Segni, parole, significato.

Trecento e rotti, di Beatrice Biggio – il vincitore!

Ecco dunque il vincitore del mio buffo concorso dell’anno scorso. La sfida che avevo lanciato chiedeva di scrivere un racconto che assomigliasse, in qualche modo, a un video in cui quattro ragazzi cantano una canzone “a cappella”, accompagnandola con un gioco chiamato “cup game“. Non era chiaro nemmeno a me in che modo un racconto potesse assomigliare a quel video (la bellezza della giovinezza? la leggerezza?) – l’ho capito leggendo i molti racconti arrivati.

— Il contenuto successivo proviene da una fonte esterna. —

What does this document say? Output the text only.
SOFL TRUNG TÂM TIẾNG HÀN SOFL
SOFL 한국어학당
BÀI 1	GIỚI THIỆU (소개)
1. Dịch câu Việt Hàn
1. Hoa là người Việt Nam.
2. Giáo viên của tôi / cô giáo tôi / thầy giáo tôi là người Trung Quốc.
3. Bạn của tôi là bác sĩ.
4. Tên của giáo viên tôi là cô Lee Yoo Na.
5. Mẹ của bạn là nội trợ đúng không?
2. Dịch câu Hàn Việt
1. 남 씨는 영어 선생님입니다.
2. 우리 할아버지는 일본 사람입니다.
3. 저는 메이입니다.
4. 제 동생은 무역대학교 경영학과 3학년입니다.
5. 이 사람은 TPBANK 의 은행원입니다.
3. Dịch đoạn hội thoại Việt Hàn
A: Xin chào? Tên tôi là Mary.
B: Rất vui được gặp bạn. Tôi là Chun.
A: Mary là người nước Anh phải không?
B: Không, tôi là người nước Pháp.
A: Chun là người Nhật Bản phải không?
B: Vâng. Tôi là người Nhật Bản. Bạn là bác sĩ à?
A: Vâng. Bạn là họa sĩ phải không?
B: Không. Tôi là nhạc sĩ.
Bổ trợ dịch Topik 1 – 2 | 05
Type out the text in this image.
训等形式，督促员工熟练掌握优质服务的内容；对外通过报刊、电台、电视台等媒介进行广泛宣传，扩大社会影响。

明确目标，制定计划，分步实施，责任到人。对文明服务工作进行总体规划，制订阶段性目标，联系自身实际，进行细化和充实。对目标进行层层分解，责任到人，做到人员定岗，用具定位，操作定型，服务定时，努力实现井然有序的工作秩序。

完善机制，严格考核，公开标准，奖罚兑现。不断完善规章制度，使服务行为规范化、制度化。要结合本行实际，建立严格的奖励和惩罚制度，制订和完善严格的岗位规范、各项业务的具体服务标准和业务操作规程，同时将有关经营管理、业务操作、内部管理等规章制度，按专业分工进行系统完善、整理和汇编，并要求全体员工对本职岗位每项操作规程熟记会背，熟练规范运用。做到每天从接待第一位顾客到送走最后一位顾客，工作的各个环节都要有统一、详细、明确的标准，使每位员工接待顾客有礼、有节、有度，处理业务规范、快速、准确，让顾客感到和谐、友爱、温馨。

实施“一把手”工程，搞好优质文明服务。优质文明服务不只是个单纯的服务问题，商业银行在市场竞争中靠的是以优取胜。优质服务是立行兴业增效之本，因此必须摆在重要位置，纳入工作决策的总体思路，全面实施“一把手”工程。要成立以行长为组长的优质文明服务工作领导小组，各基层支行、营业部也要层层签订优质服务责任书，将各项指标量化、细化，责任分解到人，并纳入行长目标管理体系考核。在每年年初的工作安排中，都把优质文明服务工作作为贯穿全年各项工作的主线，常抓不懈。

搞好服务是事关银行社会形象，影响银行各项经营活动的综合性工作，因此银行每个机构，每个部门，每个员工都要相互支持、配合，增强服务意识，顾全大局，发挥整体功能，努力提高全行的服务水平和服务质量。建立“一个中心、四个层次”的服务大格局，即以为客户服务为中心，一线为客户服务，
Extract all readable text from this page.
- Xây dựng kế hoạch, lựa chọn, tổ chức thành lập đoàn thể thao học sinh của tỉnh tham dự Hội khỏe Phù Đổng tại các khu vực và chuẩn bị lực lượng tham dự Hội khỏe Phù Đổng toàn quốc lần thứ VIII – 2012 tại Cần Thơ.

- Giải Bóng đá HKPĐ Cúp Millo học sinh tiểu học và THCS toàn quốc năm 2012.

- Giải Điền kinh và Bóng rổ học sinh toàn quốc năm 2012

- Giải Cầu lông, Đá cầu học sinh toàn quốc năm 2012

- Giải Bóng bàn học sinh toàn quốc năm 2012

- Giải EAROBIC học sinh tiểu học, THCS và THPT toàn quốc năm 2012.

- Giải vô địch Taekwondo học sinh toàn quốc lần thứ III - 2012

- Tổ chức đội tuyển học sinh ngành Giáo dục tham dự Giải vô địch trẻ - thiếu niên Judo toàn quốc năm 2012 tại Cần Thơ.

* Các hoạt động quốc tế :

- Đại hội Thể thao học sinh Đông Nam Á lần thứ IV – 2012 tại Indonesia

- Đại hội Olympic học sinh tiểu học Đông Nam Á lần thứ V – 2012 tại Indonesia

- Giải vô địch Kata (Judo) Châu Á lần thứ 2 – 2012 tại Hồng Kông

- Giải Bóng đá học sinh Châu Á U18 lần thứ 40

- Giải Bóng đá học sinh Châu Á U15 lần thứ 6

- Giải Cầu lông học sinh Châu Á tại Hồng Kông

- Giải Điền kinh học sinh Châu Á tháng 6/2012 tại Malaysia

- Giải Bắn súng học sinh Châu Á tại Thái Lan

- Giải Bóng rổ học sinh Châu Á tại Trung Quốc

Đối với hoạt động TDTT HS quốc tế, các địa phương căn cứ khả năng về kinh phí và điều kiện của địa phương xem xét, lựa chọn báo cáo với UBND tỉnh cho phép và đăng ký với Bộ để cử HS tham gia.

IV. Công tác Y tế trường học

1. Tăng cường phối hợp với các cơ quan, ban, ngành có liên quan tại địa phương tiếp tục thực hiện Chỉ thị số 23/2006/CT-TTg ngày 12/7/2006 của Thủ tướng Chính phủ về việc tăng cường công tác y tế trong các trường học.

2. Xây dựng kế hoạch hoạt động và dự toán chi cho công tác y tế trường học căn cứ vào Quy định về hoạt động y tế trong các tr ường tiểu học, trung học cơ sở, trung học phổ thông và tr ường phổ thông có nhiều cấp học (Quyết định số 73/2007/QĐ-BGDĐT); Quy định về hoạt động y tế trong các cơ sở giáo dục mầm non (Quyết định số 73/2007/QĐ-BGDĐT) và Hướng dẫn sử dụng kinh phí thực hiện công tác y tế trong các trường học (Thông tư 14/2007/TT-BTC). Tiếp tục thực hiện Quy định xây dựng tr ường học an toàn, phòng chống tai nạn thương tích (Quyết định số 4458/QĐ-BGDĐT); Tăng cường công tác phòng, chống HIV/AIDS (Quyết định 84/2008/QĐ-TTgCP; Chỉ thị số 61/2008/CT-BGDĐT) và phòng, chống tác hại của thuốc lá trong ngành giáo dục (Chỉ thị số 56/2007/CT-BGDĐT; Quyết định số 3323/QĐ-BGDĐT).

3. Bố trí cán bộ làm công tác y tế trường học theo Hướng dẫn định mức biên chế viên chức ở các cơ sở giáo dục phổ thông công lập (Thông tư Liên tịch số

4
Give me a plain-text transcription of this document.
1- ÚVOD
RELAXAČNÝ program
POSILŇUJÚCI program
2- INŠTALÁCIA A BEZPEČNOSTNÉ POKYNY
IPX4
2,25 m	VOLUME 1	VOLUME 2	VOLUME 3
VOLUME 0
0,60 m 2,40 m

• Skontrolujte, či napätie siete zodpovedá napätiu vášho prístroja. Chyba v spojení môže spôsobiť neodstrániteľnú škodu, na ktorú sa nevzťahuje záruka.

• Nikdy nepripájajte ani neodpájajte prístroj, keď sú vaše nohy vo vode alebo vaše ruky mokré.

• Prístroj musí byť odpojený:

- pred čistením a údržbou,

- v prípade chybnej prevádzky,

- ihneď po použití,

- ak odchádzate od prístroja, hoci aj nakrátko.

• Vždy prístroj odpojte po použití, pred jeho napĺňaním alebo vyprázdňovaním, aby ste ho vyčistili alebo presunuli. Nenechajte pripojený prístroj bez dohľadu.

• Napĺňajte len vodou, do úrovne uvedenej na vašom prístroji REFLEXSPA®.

Cercavo il “tempo”.
Chi scrive, chi lo fa con una certa regolarità, tende a mettere in piedi una sorta di “teoria del racconto”, con maggiore o minore consapevolezza. Non si tratta di leggi fisse, né tantomeno con validità generale: è semplicemente una constatazione di quali sono i principii, le inclinazioni, gli interessi, che guidano la scrittura. Nel mio caso, so per certo (lo so a posteriori, riguardando quello che ho fatto fino ad ora) che il tempo – non quello metereologico: l’altro – è fondamentale. Non è solo la gabbia che tiene insieme la storia, e non è solo il meccanismo con il quale si passa dal punto A (l’incipit) al punzo Z (il finale): è l’oggetto stesso della mia scrittura.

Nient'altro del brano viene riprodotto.